Soon after that exchange the veiled scorn appeared during an evening meal. It was directed toward something my wife had said. I interrupted the meal to march him to his bedroom where I delivered myself of a lecture that, though many years have passed, still strikes me as right.

First I let him know that the kind of disrespect he was showing would not be tolerated in our home. I delivered my message with conviction. This was a high intensity engagement.

Then came the key moment of our exchange. I explained that I might not be able to curb the disrespect he showed his mother within his one-on-one relationship to her. But I let him know that she was my wife and I would not tolerate any disrespect I witnessed or became aware of after the fact towards the woman I had pledged at the marriage altar “to love and to cherish.”

That appeared a new thought to him and the message sank in. There was genuine remorse. We ended the meeting kneeling side by side at his bed and engaging in a heartfelt prayer for God’s forgiveness and help. After all, it is God who decrees that children are to “Honor father and mother” — even though it is a father’s responsibility to enforce that commandment when it is violated.

I recall a similar situation a father of my acquaintance had with an obstreperous daughter. She was only four years of age but she was already using newly-acquired vocabulary and a sharp tongue to make life miserable at times for her mother. The father shared with me that he came home one day to a distraught wife who had received this unpleasant treatment off-and-on during the day

Upon learning this, he told me, he went into a drill of his own. Taking the little girl aside he confronted her with intensity, making sure she realized her conduct had ruined her mother’s day. She listened in tears. By the time the meeting was over that girl knew that her developing misconduct was out of bounds in that home. The father now tells me that that and other talks over her developing years were powerful in recruiting her own will to the task of respectful behavior.

I am aware of objections to my insistence that fathers have a special duty to enforce in children respect for their mothers. It may be that in some homes no father is present.

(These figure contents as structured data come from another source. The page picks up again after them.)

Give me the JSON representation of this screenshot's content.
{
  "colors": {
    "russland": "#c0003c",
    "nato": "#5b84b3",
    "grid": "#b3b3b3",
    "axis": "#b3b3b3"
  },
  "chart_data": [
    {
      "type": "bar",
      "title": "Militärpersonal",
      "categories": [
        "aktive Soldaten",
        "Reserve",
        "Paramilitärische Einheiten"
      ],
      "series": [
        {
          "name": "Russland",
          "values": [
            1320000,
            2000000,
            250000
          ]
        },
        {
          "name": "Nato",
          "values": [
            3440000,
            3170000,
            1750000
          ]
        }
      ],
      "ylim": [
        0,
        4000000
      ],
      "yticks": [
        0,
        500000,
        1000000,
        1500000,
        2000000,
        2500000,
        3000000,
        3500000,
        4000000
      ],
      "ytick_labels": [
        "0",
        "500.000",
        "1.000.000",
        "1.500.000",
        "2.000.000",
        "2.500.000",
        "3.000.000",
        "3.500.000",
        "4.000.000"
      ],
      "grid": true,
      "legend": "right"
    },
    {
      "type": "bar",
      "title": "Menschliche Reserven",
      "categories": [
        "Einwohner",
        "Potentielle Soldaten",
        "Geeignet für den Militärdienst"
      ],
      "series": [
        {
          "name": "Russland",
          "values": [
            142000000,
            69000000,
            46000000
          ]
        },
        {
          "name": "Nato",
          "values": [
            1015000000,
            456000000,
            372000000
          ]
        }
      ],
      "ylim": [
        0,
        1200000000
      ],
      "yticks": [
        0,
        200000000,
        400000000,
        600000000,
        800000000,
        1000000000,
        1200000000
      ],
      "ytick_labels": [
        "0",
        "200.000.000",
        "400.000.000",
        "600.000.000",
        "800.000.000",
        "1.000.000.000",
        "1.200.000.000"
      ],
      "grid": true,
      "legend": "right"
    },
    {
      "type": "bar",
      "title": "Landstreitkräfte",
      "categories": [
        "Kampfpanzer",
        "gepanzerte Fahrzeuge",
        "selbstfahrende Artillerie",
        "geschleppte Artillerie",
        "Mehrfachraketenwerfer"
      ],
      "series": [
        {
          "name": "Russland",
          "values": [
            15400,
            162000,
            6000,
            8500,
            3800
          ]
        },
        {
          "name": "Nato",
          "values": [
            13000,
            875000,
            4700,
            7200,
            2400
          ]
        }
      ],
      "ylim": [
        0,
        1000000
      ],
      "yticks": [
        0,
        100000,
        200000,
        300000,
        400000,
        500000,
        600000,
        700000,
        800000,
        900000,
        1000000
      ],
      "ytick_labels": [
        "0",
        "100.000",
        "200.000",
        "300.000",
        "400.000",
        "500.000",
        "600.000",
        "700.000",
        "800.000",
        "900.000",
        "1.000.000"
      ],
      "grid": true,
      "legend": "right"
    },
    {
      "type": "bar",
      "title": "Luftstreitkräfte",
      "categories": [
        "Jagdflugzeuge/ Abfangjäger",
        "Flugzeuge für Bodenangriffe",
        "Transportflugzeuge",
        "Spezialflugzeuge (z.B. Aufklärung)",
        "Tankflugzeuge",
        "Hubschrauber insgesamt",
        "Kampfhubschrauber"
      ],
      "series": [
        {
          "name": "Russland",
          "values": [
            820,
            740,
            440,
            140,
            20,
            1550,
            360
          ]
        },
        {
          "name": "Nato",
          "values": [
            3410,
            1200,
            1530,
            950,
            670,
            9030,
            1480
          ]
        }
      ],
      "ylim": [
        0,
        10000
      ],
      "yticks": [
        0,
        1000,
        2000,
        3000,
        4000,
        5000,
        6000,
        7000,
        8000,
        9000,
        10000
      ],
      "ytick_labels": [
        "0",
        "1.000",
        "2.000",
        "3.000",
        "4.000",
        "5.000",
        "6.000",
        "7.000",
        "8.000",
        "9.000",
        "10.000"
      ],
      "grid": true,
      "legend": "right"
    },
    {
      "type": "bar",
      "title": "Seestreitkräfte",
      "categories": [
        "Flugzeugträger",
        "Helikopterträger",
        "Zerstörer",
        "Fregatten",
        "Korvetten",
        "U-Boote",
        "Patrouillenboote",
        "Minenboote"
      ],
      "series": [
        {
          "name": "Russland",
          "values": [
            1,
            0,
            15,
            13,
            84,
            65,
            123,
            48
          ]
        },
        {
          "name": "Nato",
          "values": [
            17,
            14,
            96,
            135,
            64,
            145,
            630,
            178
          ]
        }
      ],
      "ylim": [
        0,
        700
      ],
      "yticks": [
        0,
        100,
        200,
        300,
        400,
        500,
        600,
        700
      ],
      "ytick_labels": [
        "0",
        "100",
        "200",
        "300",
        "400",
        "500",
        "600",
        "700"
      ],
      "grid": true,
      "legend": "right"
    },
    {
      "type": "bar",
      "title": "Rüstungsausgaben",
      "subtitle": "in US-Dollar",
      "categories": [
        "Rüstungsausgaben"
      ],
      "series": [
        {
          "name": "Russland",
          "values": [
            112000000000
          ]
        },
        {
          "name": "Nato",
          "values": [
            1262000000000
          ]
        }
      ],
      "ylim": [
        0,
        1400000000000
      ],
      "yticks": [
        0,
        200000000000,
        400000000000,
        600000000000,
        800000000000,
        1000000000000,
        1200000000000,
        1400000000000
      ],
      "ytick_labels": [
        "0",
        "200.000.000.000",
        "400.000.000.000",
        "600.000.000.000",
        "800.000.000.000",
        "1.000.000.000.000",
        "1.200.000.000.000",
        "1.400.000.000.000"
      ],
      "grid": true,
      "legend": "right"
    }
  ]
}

Or that a father may be feared too harsh in dealing with such matters. Or that a step-father’s intervention might not be accepted, possibly making things worse.

I realize also that some may contend that a mother should have the skills to command the respect of growing children by herself without calling for a husband’s help.

But a father can do wonders by standing up relentlessly to protect the well-being of his wife when a child seems committed to destructive disrespect. In the process, he is likely also to win respect for himself and peace for the family.

Both of the above scenarios happened many years ago. Whatever became of those children? The son skilled with words is now the father of married children himself, and channels his gift with words into his lifetime work as a publisher and editor. I can witness that he could not be more solicitous of his mother’s well being. And he himself has raised a mutually respectful family.

Of the girl, now a working adult, her father tells me that her relationship with both parents is warm and collegial. I can bear witness from occasional personal contacts with that family that the cohesion and respect among all members of the family is a delight to behold.

I may be old-fashioned in my views about the father’s role in such situations. As I see it, he is to be the authority figure and thus if growing children show insolence or impudence toward their mother, he should carry primary responsibility to curb that misconduct.

My observations across a lifetime of ministry is that families benefit dramatically when a father takes responsibility to foster such respect – respect that goes both ways, child-to-parent and parent-to-child. Such families experience playfulness and mutual enjoyment in the good times, and “store up” sufficient goodwill to achieve recovery in times when someone falls momentarily “below the line.”

Blessed is the mother who has such a champion during the tough times when children are growing up. And blessed are the children who have built into their characters such standards of respect — for the pressing needs they will face in their own adulthood.